- Born: c. 1843s Boćki Grodno Governorate, Russian Empire
- Died: March 12, 1896 Krasnystok, Grodno Governorate, Russian Empire
- Occupation: Priest
- Spouse: Pelagia Tymińska (née Kalinowska)
- Children: Włodzimierz, Zofia, Jan, Olga

= Herman Tymiński =

Polish Orthodox priest (1843–1896)

Herman Tymiński (German Tymiński; ros. Герман Тиминский; 1843 Boćki - 12 March 1896, Krasnystok, presently Różanystok) was an Orthodox priest active in the Grodno Governorate of the Russian Empire. He is remembered for his long and devoted ministry in Marian Sanctuary in the town of Krasnystok, where he revitalized religious life.

==Biography==
Michał Tymiński (b.1740) (son of Gregory (Grzegorz)), the grandfather of Herman, was an Uniate parish priest in the village of Andryjanki of Sapieha and Potocki. Herman's father, Jakob (Jakub) Tymiński (b. 1800), served as Uniate parish priest in Drohiczyn and Boćki. Both of Herman's brothers were also Orthodox priests, Peter (1879–1908) in the churches in Strugi-Buklicze and Rubel, and Platon (1832-1893) in Oltush transfiguration church and in Włodawa. The last priest in the family was Peter's son, Afanasy (Афанасий, b. 1860), who served as parish priest at the Synkovichskaya Church, St. Vladimir's Church in Grodno, the Church of St. Nicholas in Nikolskoye-Gagarino, and the Church of St. Michael the Archangel in Mikhailovskoye.
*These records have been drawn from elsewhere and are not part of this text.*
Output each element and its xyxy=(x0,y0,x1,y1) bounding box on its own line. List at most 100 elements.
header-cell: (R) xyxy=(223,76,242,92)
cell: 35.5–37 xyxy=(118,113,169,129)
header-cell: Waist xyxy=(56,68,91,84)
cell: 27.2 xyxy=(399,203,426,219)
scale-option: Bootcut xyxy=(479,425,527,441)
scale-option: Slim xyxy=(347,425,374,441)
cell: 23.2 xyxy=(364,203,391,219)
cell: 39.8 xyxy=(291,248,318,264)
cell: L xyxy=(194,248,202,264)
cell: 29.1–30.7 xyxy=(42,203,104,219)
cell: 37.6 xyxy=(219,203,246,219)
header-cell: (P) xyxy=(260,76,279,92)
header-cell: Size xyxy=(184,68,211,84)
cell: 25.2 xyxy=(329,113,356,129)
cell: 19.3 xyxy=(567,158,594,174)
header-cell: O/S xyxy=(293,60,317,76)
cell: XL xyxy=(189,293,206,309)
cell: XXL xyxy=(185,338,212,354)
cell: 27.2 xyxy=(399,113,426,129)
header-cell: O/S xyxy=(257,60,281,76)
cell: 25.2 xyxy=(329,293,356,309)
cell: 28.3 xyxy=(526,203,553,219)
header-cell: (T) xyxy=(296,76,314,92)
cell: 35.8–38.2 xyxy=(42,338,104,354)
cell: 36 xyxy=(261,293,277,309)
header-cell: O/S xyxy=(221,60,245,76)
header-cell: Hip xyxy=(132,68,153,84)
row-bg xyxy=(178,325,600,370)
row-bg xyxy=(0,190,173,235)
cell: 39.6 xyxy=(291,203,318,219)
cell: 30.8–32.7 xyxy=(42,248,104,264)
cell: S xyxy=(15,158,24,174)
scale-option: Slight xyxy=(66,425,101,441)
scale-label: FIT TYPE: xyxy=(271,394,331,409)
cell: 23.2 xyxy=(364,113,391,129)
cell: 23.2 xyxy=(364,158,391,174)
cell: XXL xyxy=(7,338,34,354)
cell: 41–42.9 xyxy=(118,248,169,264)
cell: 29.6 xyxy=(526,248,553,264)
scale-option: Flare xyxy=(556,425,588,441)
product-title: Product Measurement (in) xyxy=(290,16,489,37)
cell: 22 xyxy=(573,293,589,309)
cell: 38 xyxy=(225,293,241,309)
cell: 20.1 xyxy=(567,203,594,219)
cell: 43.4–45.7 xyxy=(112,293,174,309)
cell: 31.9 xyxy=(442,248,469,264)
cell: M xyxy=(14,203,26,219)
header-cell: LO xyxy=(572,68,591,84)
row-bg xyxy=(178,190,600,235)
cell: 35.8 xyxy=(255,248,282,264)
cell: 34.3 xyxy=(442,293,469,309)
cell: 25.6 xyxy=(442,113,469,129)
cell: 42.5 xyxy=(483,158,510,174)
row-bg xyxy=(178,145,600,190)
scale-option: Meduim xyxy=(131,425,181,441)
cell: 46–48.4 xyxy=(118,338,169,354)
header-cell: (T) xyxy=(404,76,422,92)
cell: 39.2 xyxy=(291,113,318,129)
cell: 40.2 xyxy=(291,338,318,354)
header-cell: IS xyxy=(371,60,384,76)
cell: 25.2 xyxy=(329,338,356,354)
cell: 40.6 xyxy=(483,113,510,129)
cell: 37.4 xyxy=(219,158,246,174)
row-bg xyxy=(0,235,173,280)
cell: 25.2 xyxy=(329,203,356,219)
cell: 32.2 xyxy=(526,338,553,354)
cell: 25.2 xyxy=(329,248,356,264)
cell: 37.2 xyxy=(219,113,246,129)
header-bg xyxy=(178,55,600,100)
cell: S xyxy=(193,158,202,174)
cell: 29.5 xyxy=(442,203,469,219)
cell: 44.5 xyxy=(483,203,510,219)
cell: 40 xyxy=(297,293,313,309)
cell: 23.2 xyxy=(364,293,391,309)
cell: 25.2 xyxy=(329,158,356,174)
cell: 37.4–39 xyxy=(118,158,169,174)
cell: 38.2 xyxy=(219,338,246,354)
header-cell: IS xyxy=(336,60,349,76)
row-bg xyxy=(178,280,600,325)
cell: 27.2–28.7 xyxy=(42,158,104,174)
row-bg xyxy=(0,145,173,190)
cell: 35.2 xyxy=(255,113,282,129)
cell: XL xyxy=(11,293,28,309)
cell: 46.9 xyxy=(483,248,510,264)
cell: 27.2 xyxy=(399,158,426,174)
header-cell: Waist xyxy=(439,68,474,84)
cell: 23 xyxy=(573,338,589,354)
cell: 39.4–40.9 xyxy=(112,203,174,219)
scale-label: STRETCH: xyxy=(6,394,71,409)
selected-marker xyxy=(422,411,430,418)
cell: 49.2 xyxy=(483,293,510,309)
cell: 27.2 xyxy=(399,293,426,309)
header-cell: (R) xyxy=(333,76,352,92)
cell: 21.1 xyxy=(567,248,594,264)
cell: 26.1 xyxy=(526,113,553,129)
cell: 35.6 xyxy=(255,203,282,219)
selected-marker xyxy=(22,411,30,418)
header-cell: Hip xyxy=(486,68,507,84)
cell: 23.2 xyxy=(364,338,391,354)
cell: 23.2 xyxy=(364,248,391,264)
Tymiński studied at the Lithuanian Theological Seminary and was ordained as a priest on 17 January 1864. His first appointment was to the parish church in Łasza in Grodno district.

Before 1871 he probably moved to Boćki, where his son Jan was born.

Shortly thereafter, he was transferred to Krasnystok. Father Herman had served in Krasnystok for 24 years.

He died from typhoid and epidemic typhus on 12 March 1896, fully conscious, blessing his wife and children before his death.

He was the grandfather of Brunon Tymiński, co-grandfather of Karol Rzepecki and the great-grandfather of Danuta Siedzikówna and Wiesława Korzeń.

==Legacy==
Krasnystok is known for its miracle-working icon of the Mother of God and attracts numerous pilgrims. During the tenure of Fr. Herman, the parish underwent significant revival after a period of decline. Contemporary accounts attribute the restoration of religious life and increased pilgrimage—among both Orthodox and Catholic faithful—to his efforts. Reports also indicate that members of neighboring Uniate Church communities began participating more frequently in services and sacraments at Krasnystok. The restoration took place amid local tensions and resistance, reflecting broader religious and social divisions in the region.

A saying associated with his legacy states, “The honor of a good man shall be remembered from age to age,” reflecting his reputation for humility and service.